Doch dieser überraschend zügig ablaufende Bankrott ist nicht das einzige Problem:
Erst am Tag zuvor hatte die ebenfalls in den USA ansässige Silvergate Capital (SI) ihre Liquidation und Schließung angekündigt. In den vergangenen Monaten war der Konzern zu einem der größten Bankpartner der Kryptoindustrie aufgestiegen. Doch aktuell brechen massive Abflüsse von Kundengeldern dem Unternehmen das Genick. Hier der wenig erbauliche Verlauf des Aktienkurses:
Den unrühmlichen Reigen voll macht die Schweizer Großbank Crédit Suisse (CS), deren Aktienkurs von der Öffentlichkeit kaum beachtet von einem Tief zum nächsten taumelt. Beim Blick auf den folgenden Kursverlauf kann man erahnen, dass auch dort hinter den Kulissen der Teufel los sein muss:
Damit hat Fed-Chef Jerome Powell jetzt „ganz plötzlich“ ein gravierendes Problem am Hals, und zwar die Stabilität des Finanzsystems…

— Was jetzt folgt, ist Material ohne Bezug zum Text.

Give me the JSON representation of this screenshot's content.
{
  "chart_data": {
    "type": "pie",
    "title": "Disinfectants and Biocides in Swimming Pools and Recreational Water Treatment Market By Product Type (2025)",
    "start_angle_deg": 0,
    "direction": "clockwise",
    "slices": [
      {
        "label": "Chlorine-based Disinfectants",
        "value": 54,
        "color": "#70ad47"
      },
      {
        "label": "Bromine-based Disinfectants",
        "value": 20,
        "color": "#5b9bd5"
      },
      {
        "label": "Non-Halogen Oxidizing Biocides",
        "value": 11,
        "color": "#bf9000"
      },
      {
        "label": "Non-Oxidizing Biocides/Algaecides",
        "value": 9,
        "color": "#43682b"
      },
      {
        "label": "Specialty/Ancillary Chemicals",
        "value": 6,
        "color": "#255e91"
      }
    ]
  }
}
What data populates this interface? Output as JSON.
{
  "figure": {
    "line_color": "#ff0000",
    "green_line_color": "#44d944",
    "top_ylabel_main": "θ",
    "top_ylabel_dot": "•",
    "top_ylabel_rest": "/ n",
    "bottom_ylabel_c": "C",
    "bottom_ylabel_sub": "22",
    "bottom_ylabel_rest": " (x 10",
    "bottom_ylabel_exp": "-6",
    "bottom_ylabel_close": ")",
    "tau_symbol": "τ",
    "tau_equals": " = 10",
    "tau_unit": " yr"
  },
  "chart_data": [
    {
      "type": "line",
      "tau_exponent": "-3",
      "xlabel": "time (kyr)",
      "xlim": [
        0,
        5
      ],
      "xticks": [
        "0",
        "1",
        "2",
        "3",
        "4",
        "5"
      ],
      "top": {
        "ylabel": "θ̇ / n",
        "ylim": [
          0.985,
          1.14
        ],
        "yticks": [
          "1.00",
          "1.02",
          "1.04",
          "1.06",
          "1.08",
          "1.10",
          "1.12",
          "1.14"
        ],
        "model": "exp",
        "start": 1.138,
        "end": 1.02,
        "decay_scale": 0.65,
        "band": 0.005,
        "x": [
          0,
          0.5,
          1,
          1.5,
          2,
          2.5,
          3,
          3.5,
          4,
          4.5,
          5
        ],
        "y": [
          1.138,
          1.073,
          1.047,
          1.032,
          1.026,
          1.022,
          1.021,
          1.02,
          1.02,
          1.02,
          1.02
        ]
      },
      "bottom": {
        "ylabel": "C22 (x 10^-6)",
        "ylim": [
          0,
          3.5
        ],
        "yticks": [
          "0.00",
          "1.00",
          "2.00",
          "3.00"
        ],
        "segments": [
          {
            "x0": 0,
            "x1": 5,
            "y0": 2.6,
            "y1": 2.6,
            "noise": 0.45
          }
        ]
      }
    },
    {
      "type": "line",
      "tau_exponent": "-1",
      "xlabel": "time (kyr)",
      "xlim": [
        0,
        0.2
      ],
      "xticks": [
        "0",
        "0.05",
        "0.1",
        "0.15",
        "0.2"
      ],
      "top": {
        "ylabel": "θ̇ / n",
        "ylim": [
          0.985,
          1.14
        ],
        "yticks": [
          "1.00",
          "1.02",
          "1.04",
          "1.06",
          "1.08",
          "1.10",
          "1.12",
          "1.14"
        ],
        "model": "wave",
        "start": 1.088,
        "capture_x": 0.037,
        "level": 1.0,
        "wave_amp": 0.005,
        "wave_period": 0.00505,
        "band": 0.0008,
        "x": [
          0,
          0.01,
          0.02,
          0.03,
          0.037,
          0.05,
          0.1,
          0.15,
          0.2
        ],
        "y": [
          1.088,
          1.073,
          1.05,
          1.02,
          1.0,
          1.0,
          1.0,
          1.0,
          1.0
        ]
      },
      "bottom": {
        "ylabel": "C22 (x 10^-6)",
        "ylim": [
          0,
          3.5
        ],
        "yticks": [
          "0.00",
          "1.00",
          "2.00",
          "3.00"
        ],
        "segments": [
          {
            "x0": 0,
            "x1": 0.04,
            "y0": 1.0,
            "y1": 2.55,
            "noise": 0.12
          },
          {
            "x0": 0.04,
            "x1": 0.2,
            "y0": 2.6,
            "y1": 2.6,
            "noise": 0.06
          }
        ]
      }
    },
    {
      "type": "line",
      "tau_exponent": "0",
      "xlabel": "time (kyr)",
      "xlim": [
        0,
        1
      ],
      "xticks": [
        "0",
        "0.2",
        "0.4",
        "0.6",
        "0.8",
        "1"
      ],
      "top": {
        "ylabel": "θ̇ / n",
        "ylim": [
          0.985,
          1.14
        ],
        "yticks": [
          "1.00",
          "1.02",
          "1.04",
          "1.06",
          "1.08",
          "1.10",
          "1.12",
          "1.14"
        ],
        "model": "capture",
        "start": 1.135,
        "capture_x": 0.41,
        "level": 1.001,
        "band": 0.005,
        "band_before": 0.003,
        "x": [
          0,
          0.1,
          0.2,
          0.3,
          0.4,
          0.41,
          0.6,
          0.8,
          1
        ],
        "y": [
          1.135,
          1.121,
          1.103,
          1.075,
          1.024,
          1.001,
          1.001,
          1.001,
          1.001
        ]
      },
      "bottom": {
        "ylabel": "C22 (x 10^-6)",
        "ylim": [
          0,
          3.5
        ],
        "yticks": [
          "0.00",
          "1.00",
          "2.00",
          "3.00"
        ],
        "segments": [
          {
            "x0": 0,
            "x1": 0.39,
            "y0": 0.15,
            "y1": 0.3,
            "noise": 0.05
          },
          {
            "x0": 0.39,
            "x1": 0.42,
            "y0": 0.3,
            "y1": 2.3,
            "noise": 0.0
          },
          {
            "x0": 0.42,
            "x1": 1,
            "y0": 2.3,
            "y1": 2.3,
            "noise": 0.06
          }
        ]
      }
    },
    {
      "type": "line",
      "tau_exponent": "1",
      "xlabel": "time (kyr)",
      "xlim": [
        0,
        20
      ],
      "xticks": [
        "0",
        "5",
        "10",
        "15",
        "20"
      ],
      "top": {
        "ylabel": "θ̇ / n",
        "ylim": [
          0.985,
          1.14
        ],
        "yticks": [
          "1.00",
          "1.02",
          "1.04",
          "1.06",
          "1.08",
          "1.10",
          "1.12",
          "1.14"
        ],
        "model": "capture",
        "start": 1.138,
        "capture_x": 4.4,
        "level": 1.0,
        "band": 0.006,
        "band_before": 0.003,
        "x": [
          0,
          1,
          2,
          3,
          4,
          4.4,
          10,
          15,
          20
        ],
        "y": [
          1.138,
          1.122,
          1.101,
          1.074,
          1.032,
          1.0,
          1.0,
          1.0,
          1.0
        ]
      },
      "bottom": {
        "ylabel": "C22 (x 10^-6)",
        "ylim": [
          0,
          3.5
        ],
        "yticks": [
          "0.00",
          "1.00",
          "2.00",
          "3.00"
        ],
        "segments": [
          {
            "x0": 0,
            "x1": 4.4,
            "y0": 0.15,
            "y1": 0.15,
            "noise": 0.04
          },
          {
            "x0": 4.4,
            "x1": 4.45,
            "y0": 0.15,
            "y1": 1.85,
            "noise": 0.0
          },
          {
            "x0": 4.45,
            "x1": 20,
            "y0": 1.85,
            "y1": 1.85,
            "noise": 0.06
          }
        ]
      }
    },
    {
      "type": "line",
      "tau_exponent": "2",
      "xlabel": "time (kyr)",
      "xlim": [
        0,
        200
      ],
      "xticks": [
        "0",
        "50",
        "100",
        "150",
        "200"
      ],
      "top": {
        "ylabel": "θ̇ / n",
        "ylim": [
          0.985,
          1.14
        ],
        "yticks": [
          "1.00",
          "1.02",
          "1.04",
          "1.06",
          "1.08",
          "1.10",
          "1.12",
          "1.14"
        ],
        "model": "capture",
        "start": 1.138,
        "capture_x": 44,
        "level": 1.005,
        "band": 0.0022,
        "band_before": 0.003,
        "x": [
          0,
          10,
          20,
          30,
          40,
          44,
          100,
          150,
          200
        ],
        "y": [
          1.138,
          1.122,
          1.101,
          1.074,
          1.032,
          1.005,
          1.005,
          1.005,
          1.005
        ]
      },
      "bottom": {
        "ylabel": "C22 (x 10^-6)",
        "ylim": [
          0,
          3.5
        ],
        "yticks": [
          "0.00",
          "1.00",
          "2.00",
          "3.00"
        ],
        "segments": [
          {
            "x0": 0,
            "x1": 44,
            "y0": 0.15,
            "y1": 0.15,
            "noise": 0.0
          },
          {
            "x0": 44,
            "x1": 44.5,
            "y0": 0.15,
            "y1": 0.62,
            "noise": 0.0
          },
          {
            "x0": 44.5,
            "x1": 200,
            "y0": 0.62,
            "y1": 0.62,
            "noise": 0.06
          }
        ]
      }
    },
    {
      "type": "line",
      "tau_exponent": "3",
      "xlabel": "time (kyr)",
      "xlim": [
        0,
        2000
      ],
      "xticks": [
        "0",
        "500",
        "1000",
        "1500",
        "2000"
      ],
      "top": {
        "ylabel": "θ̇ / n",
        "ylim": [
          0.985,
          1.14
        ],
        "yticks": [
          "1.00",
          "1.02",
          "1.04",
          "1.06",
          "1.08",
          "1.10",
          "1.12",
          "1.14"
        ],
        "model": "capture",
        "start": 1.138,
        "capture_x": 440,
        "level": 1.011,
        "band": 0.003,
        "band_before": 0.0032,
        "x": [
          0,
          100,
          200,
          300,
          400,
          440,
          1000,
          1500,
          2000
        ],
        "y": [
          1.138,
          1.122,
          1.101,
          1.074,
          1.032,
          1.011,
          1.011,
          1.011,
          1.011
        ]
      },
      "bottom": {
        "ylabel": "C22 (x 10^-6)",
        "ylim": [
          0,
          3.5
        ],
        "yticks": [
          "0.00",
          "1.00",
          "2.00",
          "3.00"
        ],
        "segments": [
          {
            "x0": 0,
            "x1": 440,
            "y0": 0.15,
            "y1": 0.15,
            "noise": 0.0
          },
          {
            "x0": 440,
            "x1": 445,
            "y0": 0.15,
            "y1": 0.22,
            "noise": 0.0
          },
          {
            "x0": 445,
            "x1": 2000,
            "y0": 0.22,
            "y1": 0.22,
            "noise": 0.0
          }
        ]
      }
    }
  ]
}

Denn wie informierte Beobachter wissen, ist es von crashartigen Verlusten im Bankensektor nicht allzu weit bis hin zu einem Dominoeffekt, der weitere Finanzhäuser infizieren könnte. Sobald die Menschen anfangen, „vorsichtshalber“ ihre Einlagen bei den Kreditinstituten abzuziehen, könnte dieser Teufelskreis in Gang kommen…
Aber Moment mal:
Wenn man an dieser Stelle der Tatsache ins Auge blickt, dass die US-Regierung in Wahrheit Inflation dringend benötigt, um auf Kosten ihrer ahnungslosen Bürger den gigantischen Schuldenberg abzutragen, den sie vor sich herschiebt, dann könnte man glatt auf die Idee kommen, dass der Fed, wie auch der US-Regierung, die jüngsten Turbulenzen im Finanzsektor ganz gelegen kommen:
Sie würden die perfekte „Entschuldigung“ dafür liefern, um das Ende der restriktiven Zinspolitik einzuleiten – und anschließend die nächste Geldflut zur „Rettung“ der Märkte zu verkünden…

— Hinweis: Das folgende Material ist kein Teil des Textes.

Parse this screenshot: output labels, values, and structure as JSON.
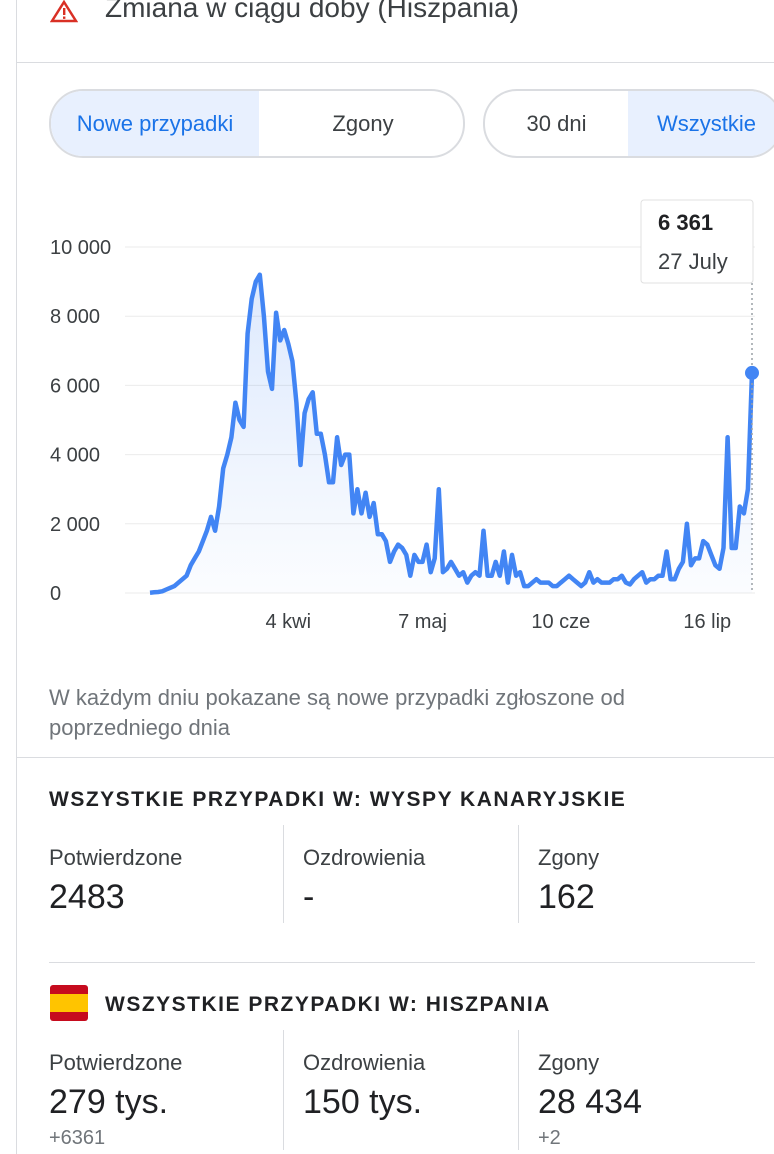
{
  "header": {
    "title": "Zmiana w ciągu doby (Hiszpania)"
  },
  "tabs": {
    "metric": [
      "Nowe przypadki",
      "Zgony"
    ],
    "range": [
      "30 dni",
      "Wszystkie"
    ]
  },
  "chart_data": {
    "type": "line",
    "categories": [
      null,
      null,
      null,
      null,
      null,
      null,
      null,
      null,
      null,
      null,
      null,
      null,
      null,
      null,
      null,
      null,
      null,
      null,
      null,
      null,
      null,
      null,
      null,
      null,
      null,
      null,
      null,
      null,
      null,
      null,
      null,
      null,
      null,
      null,
      "4 kwi",
      null,
      null,
      null,
      null,
      null,
      null,
      null,
      null,
      null,
      null,
      null,
      null,
      null,
      null,
      null,
      null,
      null,
      null,
      null,
      null,
      null,
      null,
      null,
      null,
      null,
      null,
      null,
      null,
      null,
      null,
      null,
      null,
      "7 maj",
      null,
      null,
      null,
      null,
      null,
      null,
      null,
      null,
      null,
      null,
      null,
      null,
      null,
      null,
      null,
      null,
      null,
      null,
      null,
      null,
      null,
      null,
      null,
      null,
      null,
      null,
      null,
      null,
      null,
      null,
      null,
      null,
      null,
      "10 cze",
      null,
      null,
      null,
      null,
      null,
      null,
      null,
      null,
      null,
      null,
      null,
      null,
      null,
      null,
      null,
      null,
      null,
      null,
      null,
      null,
      null,
      null,
      null,
      null,
      null,
      null,
      null,
      null,
      null,
      null,
      null,
      null,
      null,
      null,
      null,
      "16 lip",
      null,
      null,
      null,
      null,
      null,
      null,
      null,
      null,
      null,
      null,
      null
    ],
    "series": [
      {
        "name": "Nowe przypadki",
        "color": "#4285f4",
        "values": [
          10,
          20,
          30,
          50,
          100,
          150,
          200,
          300,
          400,
          500,
          800,
          1000,
          1200,
          1500,
          1800,
          2200,
          1800,
          2500,
          3600,
          4000,
          4500,
          5500,
          5000,
          4800,
          7500,
          8500,
          9000,
          9200,
          8000,
          6400,
          5900,
          8100,
          7300,
          7600,
          7200,
          6700,
          5500,
          3700,
          5200,
          5600,
          5800,
          4600,
          4600,
          4000,
          3200,
          3200,
          4500,
          3700,
          4000,
          4000,
          2300,
          3000,
          2300,
          2900,
          2200,
          2600,
          1700,
          1700,
          1500,
          900,
          1200,
          1400,
          1300,
          1100,
          500,
          1100,
          900,
          900,
          1400,
          600,
          1000,
          3000,
          600,
          700,
          900,
          700,
          500,
          600,
          300,
          500,
          600,
          500,
          1800,
          500,
          500,
          900,
          500,
          1200,
          300,
          1100,
          500,
          600,
          200,
          200,
          300,
          400,
          300,
          300,
          300,
          200,
          200,
          300,
          400,
          500,
          400,
          300,
          200,
          300,
          600,
          300,
          400,
          300,
          300,
          300,
          400,
          400,
          500,
          300,
          250,
          400,
          500,
          600,
          300,
          400,
          400,
          500,
          500,
          1200,
          400,
          400,
          700,
          900,
          2000,
          800,
          1000,
          1000,
          1500,
          1400,
          1100,
          800,
          700,
          1300,
          4500,
          1300,
          1300,
          2500,
          2300,
          3000,
          6361
        ]
      }
    ],
    "ylim": [
      0,
      10000
    ],
    "yticks": [
      0,
      {
        "value": 2000,
        "label": "2 000"
      },
      {
        "value": 4000,
        "label": "4 000"
      },
      {
        "value": 6000,
        "label": "6 000"
      },
      {
        "value": 8000,
        "label": "8 000"
      },
      {
        "value": 10000,
        "label": "10 000"
      }
    ],
    "grid": true,
    "tooltip": {
      "label": "6 361",
      "date": "27 July"
    }
  },
  "note": "W każdym dniu pokazane są nowe przypadki zgłoszone od poprzedniego dnia",
  "sections": [
    {
      "title": "WSZYSTKIE PRZYPADKI W: WYSPY KANARYJSKIE",
      "stats": [
        {
          "label": "Potwierdzone",
          "value": "2483"
        },
        {
          "label": "Ozdrowienia",
          "value": "-"
        },
        {
          "label": "Zgony",
          "value": "162"
        }
      ]
    },
    {
      "title": "WSZYSTKIE PRZYPADKI W: HISZPANIA",
      "stats": [
        {
          "label": "Potwierdzone",
          "value": "279 tys.",
          "change": "+6361"
        },
        {
          "label": "Ozdrowienia",
          "value": "150 tys."
        },
        {
          "label": "Zgony",
          "value": "28 434",
          "change": "+2"
        }
      ]
    }
  ]
}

Denn wer wollte es der Fed ernsthaft zum Vorwurf machen, wenn sie die Geldschleusen wieder aufreißt, weil angeblich die Stabilität des Finanzsystems bedroht ist?
Den Goldpreis würde eine solche Entwicklung erwartungsgemäß gewaltig befeuern, denn sollten die Zinsen im Zuge weiterer Turbulenzen im Bankensektor wieder notfallartig gesenkt werden, würde dies das Edelmetall ziemlich sicher über die prominente Marke von 2.000 US-Dollar je Feinunze katapultieren…

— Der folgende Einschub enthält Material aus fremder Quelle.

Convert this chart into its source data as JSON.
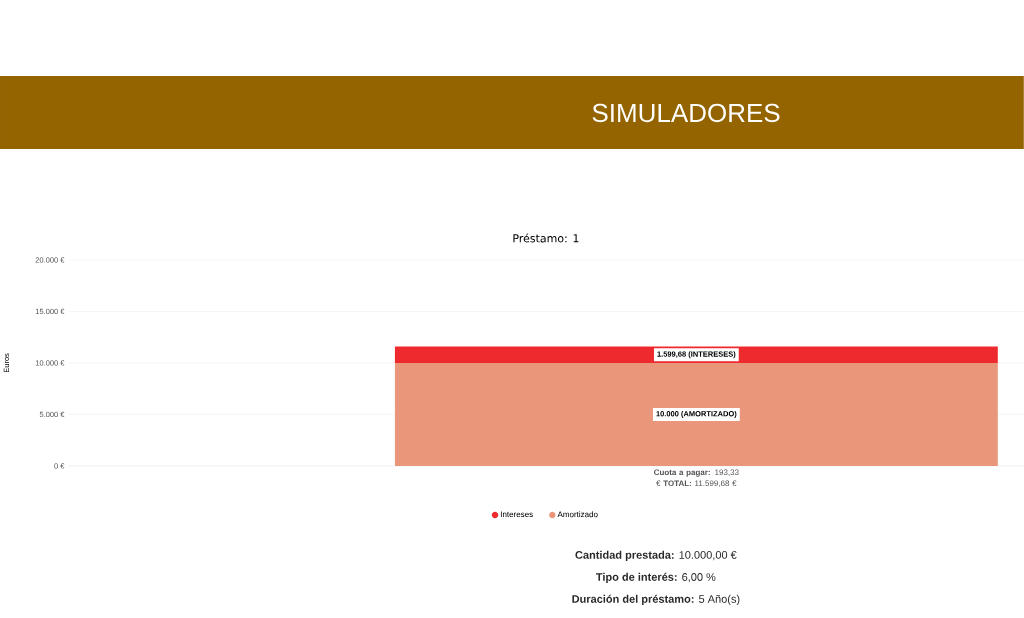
{
  "chart_data": {
    "type": "bar",
    "title": "Préstamo: 1",
    "ylabel": "Euros",
    "categories": [
      "**Cuota a pagar:** 193,33 € **TOTAL:** 11.599,68 €"
    ],
    "stacked": true,
    "series": [
      {
        "name": "Amortizado",
        "color": "#e9967a",
        "values": [
          10000
        ],
        "value_labels": [
          "10.000 (AMORTIZADO)"
        ]
      },
      {
        "name": "Intereses",
        "color": "#ee2a2e",
        "values": [
          1599.68
        ],
        "value_labels": [
          "1.599,68 (INTERESES)"
        ]
      }
    ],
    "ylim": [
      0,
      20000
    ],
    "yticks": [
      {
        "value": 0,
        "label": "0 €"
      },
      {
        "value": 5000,
        "label": "5.000 €"
      },
      {
        "value": 10000,
        "label": "10.000 €"
      },
      {
        "value": 15000,
        "label": "15.000 €"
      },
      {
        "value": 20000,
        "label": "20.000 €"
      }
    ],
    "grid": "y",
    "legend": "bottom",
    "annotations": [
      "SIMULADORES",
      "**Cantidad prestada:** 10.000,00 €",
      "**Tipo de interés:** 6,00 %",
      "**Duración del préstamo:** 5 Año(s)"
    ]
  }
}
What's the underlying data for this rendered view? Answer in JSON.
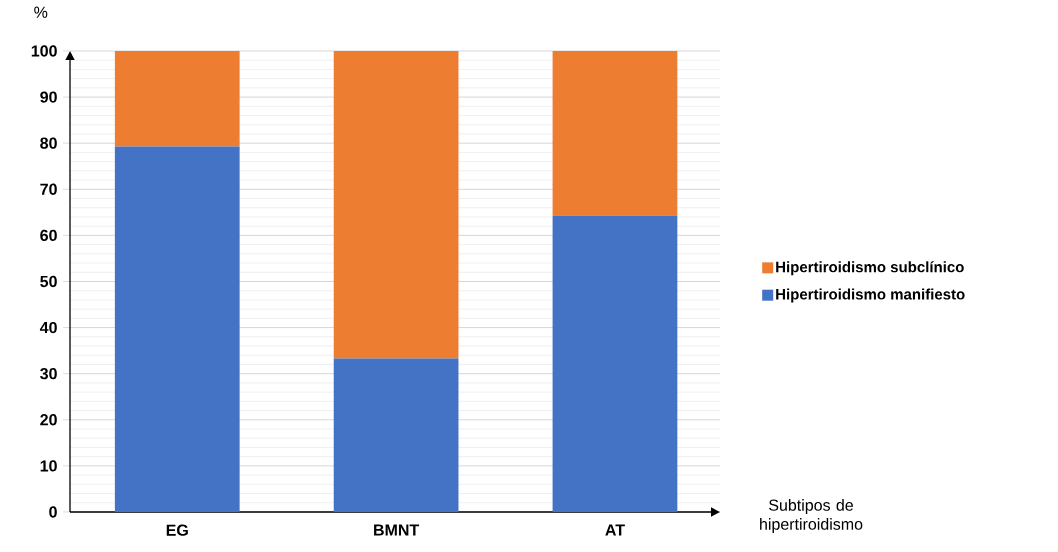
{
  "chart_data": {
    "type": "bar",
    "stacked": true,
    "categories": [
      "EG",
      "BMNT",
      "AT"
    ],
    "series": [
      {
        "name": "Hipertiroidismo manifiesto",
        "color": "#4472c4",
        "values": [
          79.3,
          33.3,
          64.3
        ]
      },
      {
        "name": "Hipertiroidismo subclínico",
        "color": "#ed7d31",
        "values": [
          20.7,
          66.7,
          35.7
        ]
      }
    ],
    "ylabel": "%",
    "xlabel": "Subtipos de hipertiroidismo",
    "ylim": [
      0,
      100
    ],
    "yticks": [
      0,
      10,
      20,
      30,
      40,
      50,
      60,
      70,
      80,
      90,
      100
    ],
    "grid": "y",
    "legend": "right"
  }
}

Da damit derzeit kaum jemand rechnet, wäre eine Kaufpanik die zu erwartende Folge, wenn diese wichtige Hürde nach vier Fehlversuchenendlich überwunden wird…
Update: Die Tinte ist noch nicht getrocknet, da kommt schon die nächste US-Bank ins Trudeln: Diesmal erwischt es mit der First Republic Bank (FRC) ein regionales Kreditinstitut. Auch hier taumelt die Aktie binnen kürzester Zeit um rund 50 Prozent in die Tiefe. Wie die oben erwähnte SVB Financial Group ist auch die First Republic Bank stark im Silicon Valley engagiert. Der Kursverlauf von dieser Woche lässt Schlimmes befürchten. Sehen Sie sich das an:
Übrigens: Historisch betrachtet beginnen Finanzkrisen IMMER bei den kleineren Instituten, die kaum jemand kennt. Die großen Häuser sind später an der Reihe.